Teaching English CAN be fun

One thread that runs through so many expat blogs is the fact that we often find ourselves teaching English. Husbands/partners may have fancy jobs or are finishing up graduate school, but the other half of the partnership tends to teach English.

A friend of Rachel once reminded her that we teach English so we don’t have to get a job. This is not the case for many, but for some of us we are cobbling together private students and translation services to keep us from having to punch a clock.

While I never considered myself an English teacher by passion, I have found that I meet some pretty interesting people as students. By choice I stick to adult students – WAY more interesting.

For example:

There was the military marine engineer who develops software to map the ocean floor. He needed my help preparing for his conference presentation in Berlin. We cleaned up his PowerPoint slides and he rehearsed his presentation in English. Interesting stuff!

There was the psychologist preparing to defend her Master’s thesis at an American university. I helped to correct the grammar throughout her paper, cleaned up her PowerPoint slides, recorded audio of her entire thesis text so she could listen (again and again) to a native speaker read it, and coached her on practice defense run-throughs.
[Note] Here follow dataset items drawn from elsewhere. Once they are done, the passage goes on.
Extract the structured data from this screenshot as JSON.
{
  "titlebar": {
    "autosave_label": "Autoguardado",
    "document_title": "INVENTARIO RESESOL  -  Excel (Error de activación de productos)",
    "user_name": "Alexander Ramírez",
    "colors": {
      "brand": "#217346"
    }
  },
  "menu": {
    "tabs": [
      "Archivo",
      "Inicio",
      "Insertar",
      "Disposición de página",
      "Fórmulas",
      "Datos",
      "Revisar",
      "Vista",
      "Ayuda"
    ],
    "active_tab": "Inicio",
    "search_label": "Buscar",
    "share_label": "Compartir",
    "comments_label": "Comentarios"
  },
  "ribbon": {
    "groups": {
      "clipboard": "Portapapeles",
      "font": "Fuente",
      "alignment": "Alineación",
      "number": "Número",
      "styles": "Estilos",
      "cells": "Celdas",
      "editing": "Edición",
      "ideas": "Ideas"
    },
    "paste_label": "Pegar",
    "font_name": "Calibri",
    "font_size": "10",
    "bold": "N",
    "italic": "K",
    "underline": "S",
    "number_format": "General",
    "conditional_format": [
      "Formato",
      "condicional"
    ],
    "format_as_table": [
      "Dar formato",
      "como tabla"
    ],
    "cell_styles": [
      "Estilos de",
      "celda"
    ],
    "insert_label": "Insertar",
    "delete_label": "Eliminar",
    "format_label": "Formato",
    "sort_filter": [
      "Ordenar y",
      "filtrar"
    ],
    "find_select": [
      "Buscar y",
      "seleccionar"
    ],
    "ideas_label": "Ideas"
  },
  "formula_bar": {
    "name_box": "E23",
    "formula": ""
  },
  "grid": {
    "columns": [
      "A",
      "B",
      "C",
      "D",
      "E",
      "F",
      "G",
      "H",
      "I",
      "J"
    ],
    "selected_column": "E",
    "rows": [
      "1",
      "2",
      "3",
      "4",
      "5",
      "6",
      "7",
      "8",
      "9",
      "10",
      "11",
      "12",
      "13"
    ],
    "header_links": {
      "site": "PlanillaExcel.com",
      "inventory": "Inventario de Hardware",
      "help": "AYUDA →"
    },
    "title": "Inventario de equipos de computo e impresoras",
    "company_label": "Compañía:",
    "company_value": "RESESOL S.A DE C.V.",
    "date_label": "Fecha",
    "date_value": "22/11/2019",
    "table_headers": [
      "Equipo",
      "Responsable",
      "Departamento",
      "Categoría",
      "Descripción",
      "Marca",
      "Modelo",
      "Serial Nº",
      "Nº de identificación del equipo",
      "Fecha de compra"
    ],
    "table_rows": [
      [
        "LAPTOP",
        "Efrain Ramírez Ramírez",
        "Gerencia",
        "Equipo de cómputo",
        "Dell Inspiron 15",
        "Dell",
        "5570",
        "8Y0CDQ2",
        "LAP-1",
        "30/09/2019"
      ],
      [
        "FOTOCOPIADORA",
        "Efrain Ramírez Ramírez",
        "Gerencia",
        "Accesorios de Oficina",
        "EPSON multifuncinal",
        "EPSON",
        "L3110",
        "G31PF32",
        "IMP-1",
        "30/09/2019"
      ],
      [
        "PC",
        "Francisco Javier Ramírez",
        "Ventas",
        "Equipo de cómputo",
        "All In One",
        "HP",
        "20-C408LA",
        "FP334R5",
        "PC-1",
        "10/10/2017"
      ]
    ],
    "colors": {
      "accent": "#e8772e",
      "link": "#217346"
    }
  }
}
There was the oil rig engineer who was responsible for safety inspections. We spoke often about the disaster off the coast of Louisiana. He was also in the run-up to his wedding, so he spoke at length about his hopes and fears.
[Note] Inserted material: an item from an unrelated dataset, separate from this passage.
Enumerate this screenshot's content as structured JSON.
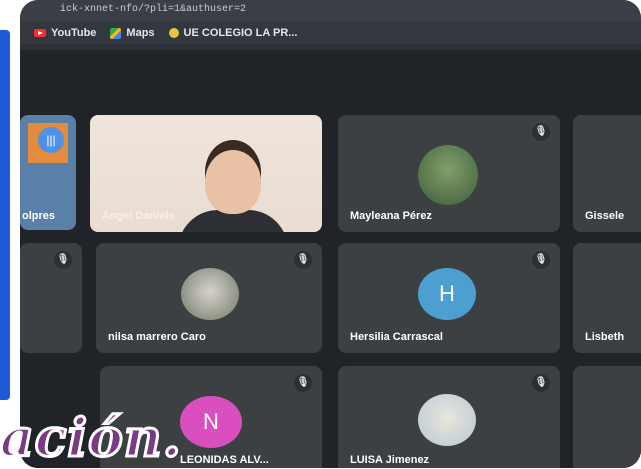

I learned a lot about the public hospital system in Niterói from a young physician student in residence there. Scary stuff.

Oh, and there was the guy who would come to class with Christian children’s songs he wanted help translating. It always felt like he was doing his best to convert me to his religion. And he hated all things Lula. He doesn’t come around any longer. I may have been a little too harsh with him.
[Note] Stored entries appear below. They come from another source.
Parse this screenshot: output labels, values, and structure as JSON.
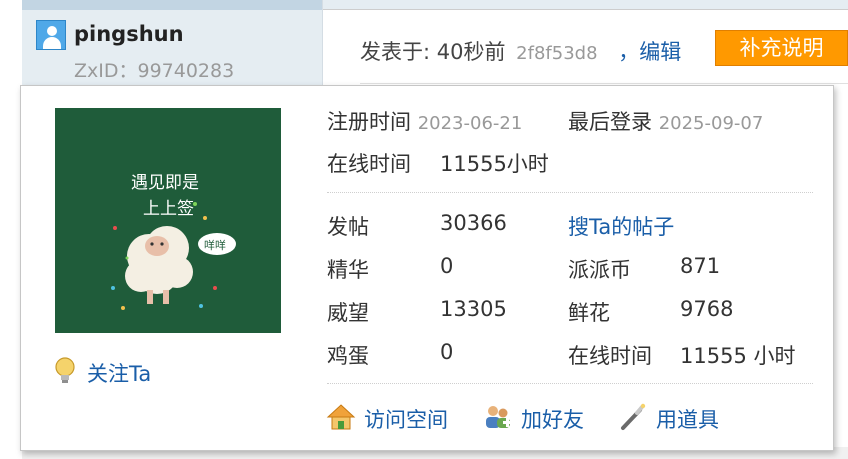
{
  "user": {
    "username": "pingshun",
    "zxid": "ZxID：99740283"
  },
  "post": {
    "posted_label": "发表于: 40秒前",
    "hash": "2f8f53d8",
    "edit_link": "，编辑",
    "supplement_button": "补充说明"
  },
  "card": {
    "avatar_text_line1": "遇见即是",
    "avatar_text_line2": "上上签",
    "avatar_bubble": "咩咩",
    "register_label": "注册时间",
    "register_date": "2023-06-21",
    "last_login_label": "最后登录",
    "last_login_date": "2025-09-07",
    "online_label": "在线时间",
    "online_value": "11555小时",
    "follow_label": "关注Ta",
    "stats": {
      "posts_label": "发帖",
      "posts_value": "30366",
      "search_posts_link": "搜Ta的帖子",
      "digest_label": "精华",
      "digest_value": "0",
      "coins_label": "派派币",
      "coins_value": "871",
      "prestige_label": "威望",
      "prestige_value": "13305",
      "flowers_label": "鲜花",
      "flowers_value": "9768",
      "eggs_label": "鸡蛋",
      "eggs_value": "0",
      "online2_label": "在线时间",
      "online2_value": "11555 小时"
    },
    "actions": {
      "visit_space": "访问空间",
      "add_friend": "加好友",
      "use_item": "用道具"
    }
  },
  "icons": {
    "user_avatar": "user-avatar-icon",
    "follow": "lightbulb-icon",
    "visit_space": "home-icon",
    "add_friend": "add-friend-icon",
    "use_item": "magic-wand-icon"
  },
  "colors": {
    "link": "#1a5ea8",
    "supplement_button_bg": "#ff9900",
    "avatar_bg": "#1f5c3a",
    "sidebar_bg": "#e5edf2"
  }
}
What about you, my fellow teachers, any fun or interesting characters among your students?

6 comments:

Ben Ellis said...

Before you can teach English in Brazil, do you have to speak Portuguese? How much is enough?

Ângela Richeson said...

Oh Jim! I just love reading your blog. I love to read how much you crave tortillas and I'm jealous that you get to go to all the nice beaches around Rio.

Jim said...

Ben – the full answer deserves a full post, which I may do in the coming week or so.

In short – no. If you want to provide native English coaching to those who already speak fairly good English, you don’t have to know ANY Portuguese. But these students can be more difficult to find.

Teaching at a school (assuming you have permission to work or the school is whack enough to hire you without said permission) you can teach “conversation” classes with next to no Portuguese. But it can be frustrating for both you and the students when you cannot answer a simple question.

If you are hired by a school and you speak very little Portuguese, you will teach only the more advanced classes (where the students are more proficient in English) but they will want you to teach more advanced grammar as well. Not for the beginner.

So yeah, you can definitely teach English if you do not speak Portuguese. But the opportunities are narrow and would probably fail to earn a living wage. But then, anything is possible.

Jim said...

Ângela -- thanks!!

Weezy said...

Hi Jim,

I'm curious about this comment you made:
"Teaching at a school (assuming you have permission to work or the school is whack enough to hire you without said permission)..."
Are you implying that schools won't hire you if you aren't legal to work? I have always been under the impression that language schools in Brazil don't care if you are authorized to work legally or not. In fact, the last time I was in Rio (earlier this year), I talked to a couple of the larger chain schools just to get a feel for what opportunity there might be, and neither had an issue with my working with only a tourist visa. I specifically asked if a language school would sponsor me for a work permit, and I got an emphatic "no." When I asked about what people do when their visas run out, I was told people simply overstay. Do you know something I don't? Or did I just completely misunderstand your comment? haha

Jim said...

Lu - you've got it right. But an employer who will pay crap wages without benefits (illegally)to an untrained tourist and represent them as an English teacher to their students (and their parents) is, in my book, whack.

Teaching English, especially if it is just "conversation" classes is not brain surgery (although it's often times over my grammer-dead head) but being an employee trying to earn a living wage is serious business.

The schools that hire illegal employees are doing it to benefit their bottom line - and exploit the worker in the process.

Schools pay bad enough as it is, but to also not get health benefits, the 13th salary, vacation time and other legally required worker compensation is just rediculous.

But you are correct - it is common practice.